The Trump administration approved Arkansas’s request to impose a work requirement on thousands of Medicaid enrollees, but put off a decision on the state’s controversial request to be able to do an Obamacare-lite expansion.
Nearly 40,000 Arkansans ages 19 to 49 will be required to perform 80 hours of work or community engagement such as volunteering or educational classes, per month. Those who fail to comply for three months will lose coverage for the rest of the calendar year.
President Obama had rebuffed states that wanted to impose work requirements on able-bodied persons under Medicaid. Mr. Trump, though, has thrown the door open, and Kentucky and Indiana have already won approval for work requirements.
Arkansas Gov. Asa Hutchinson and members of his cabinet beamed as Seema Verma, administrator of the Centers for Medicaid and Medicaid Services, signed the work waiver request. More than a dozen other states have either submitted proposals or expressed interest in similar programs.

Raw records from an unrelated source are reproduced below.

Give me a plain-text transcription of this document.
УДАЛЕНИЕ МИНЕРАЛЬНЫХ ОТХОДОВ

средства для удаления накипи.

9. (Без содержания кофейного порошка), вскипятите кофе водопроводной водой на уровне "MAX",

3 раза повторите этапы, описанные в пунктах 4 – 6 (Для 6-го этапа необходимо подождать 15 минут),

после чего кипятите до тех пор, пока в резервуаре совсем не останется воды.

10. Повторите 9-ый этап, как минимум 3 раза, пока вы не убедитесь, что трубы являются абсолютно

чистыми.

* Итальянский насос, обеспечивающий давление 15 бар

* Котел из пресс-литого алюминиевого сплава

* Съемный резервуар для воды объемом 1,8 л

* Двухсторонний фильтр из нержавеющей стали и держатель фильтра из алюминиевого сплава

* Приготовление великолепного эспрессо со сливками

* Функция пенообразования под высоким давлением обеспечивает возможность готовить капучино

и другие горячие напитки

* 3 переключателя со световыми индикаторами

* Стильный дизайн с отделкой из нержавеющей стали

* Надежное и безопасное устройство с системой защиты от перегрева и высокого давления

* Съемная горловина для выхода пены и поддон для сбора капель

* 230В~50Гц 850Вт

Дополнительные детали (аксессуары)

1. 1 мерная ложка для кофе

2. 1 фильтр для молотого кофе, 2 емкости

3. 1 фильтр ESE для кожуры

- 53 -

“I have often said that Arkansans understand the dignity of work,” Mr. Hutchinson, a Republican, said. “The approval of this work requirement will go a long way to create opportunities for able-bodied working-age Arkansans to enter into training or employment and ultimately climb the economic ladder.”
Arkansas had already won approval under the Obama administration for a trial to use federal money to pay for some of its Medicaid beneficiaries to get coverage from private plans.
Opponents say the work requirements will entrap people in a maze of reporting requirements, oust them from coverage and make it harder for them to get healthy — undermining their ability to work instead of lifting them into jobs.
They’re also gearing up to oppose plans like Arkansas’s idea to cut the expanded Medicaid eligibility income threshold, which could push an estimated 60,000 people out of coverage.
“This cruel proposal should be rejected outright,” Protect Our Care said Monday.
Mr. Hutchinson’s request to limit Medicaid rolls to people at just 100 percent of the poverty level, or less than the 138 percent income rate envisioned in the law, is under consideration and is shaping up as a key test for how much leeway the Trump administration would give states to experiment.
Ms. Verma said her agency is still grappling with the request for what’s known as a “partial expansion.”
But she said they didn’t want to wait on approving the state’s work proposal, making Arkansas the third state to win permission to require some beneficiaries to hold a job or seek education or job training to keep their benefits.
“We wanted to make sure that we were moving as quickly as possible on the areas of the waiver that we were prepared to go forward with,” Ms. Verma said.
Arkansas next month will notify Medicaid recipients if they must report to work in June.
Under the Affordable Care Act, those who fall into the 100-to-138 percent of poverty range can qualify for federal subsidies on Obamacare’s exchanges, although only if they’re ineligible for Medicaid.
States struggling to balance their budgets have an incentive to shift residents into exchange plans that are subsidized by federal taxpayers alone, rather than picking up a portion of the tab under the Medicaid expansion.
Dumping previously Medicaid-eligible people into the exchanges could have an adverse effect on those states’ exchange markets, however.
Research has shown that nonexpansion states have slightly higher premiums in their exchange markets. Analysts say one reason for the disparity is that the share of the population earning 100 to 138 percent of poverty may be sicker than the rest of the individual market population, so their presence in the exchanges drives up rates.
The cost of subsidizing people on the exchanges might also raise issues about federal costs, since administrations typically require Medicaid waivers to be budget-neutral, said Robin Rudowitz, an associate director for the Program on Medicaid and the Uninsured at the Kaiser Family Foundation.
Ms. Rudowitz said CMS could be working on guidance that explains the guardrails or justification for a partial expansion, should it decide to go down that road.
CMS did something similar in its invitation to states seeking work requirements, saying the waivers would satisfy the objectives of Medicaid on the belief that work makes people healthier.